A. M. Villano1, A. Zeymo2, M. Bayasi1, W. Al-Refaie1, K. Chan1 1Georgetown University Medical Center,General Surgery,Washington, DC, USA 2MedStar Health Research Institute,Washington, DC, USA
Introduction: Minimally invasive surgery (MIS) for colorectal cancer (CRC) has increasingly gained attention as a result of level one evidence supporting equivalent oncologic outcomes versus the open approach. The adoption of minimally invasive techniques has not been universal. We examined temporal trends of MIS (both laparoscopic and robotic approaches) for CRC and tested for differences in utilization and surgical outcomes amongst hospital types.
Methods: The National Cancer Database was queried for patients who underwent colon (n=218,138) and rectal (n=46,263) cancer surgery between 2011-2015. Time-trend analysis was performed to assess differences in uptake of MIS approaches (laparoscopic, robotic) by hospital type across the study period. Comparison of MIS use amongst hospital types (community, comprehensive community, integrated network, and academic) was performed with unadjusted and multivariable, adjusted logistic analyses controlling for covariates (age, comorbidities, income, education, rurality of treating center, tumor stage, tumor grade), to identify differences in case severity and surgical outcomes.
Results: Across the study period, community hospitals had the lowest overall rate of laparoscopic (38.1%) and robotic (3.6%) procedures for CRC as compared to comprehensive community (46.9% laparoscopic; 6.14% robotic), integrated network (48.1% laparoscopic; 7.14% robotic), and academic (47.3% laparoscopic; 7.15% robotic) (p<0.001).
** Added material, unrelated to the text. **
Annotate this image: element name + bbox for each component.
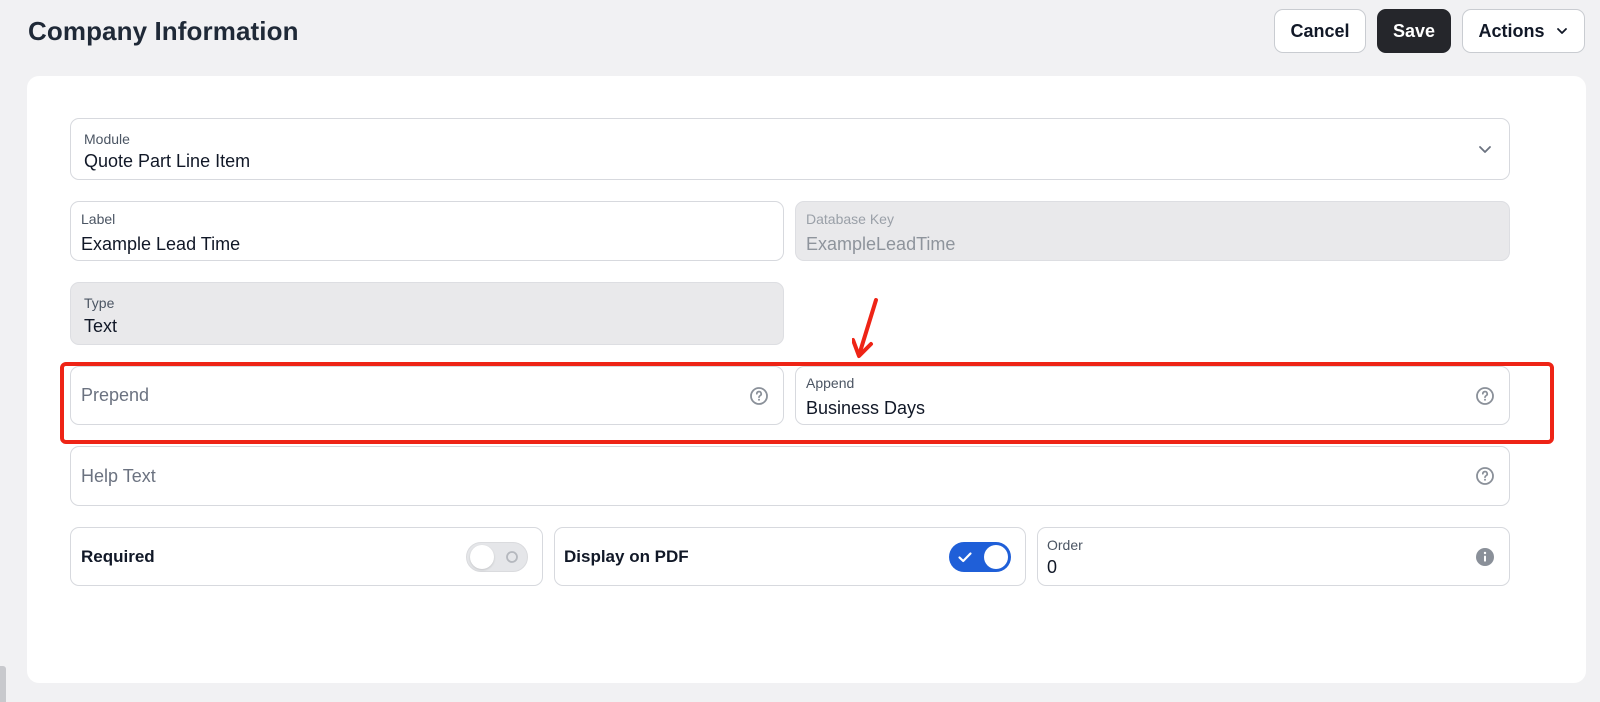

Community hospitals exhibited a significant lag in adoption rates of robotic surgery per year for CRC across the study period as compared to the mean rate of change amongst all other hospital types (colon= 0.93% vs. 1.52%; rectum= 2.12% vs. 4.14%). However, these centers adopted laparoscopic rectal surgery the quickest, closing a large disparity gap in utilization by 2015. As compared to laparoscopic colon surgery at academic centers, community centers treated lower grade tumors (OR 0.786) in less comorbid patients (OR 0.947), however more frequently produced margin-positive resections (OR 1.446) with higher 30-day (OR 1.384) and 90-day mortality (OR 1.292)(for all p<0.05, Table 1). A similar relationship existed for robotic colon and laparoscopic rectal surgery at community hospitals, whereby margins were more frequently positive despite treating lower grade tumors (p<0.05, Table 1).
Conclusion:The application of MIS to colorectal cancer lags at the community level and suffers from worse post-operative mortality, an effect which is pronounced in the laparoscopic approach to colon cancer. As utilization of MIS approaches in CRC continues to grow, these observations suggest that centralization to academic centers is paramount in providing safe and effective care.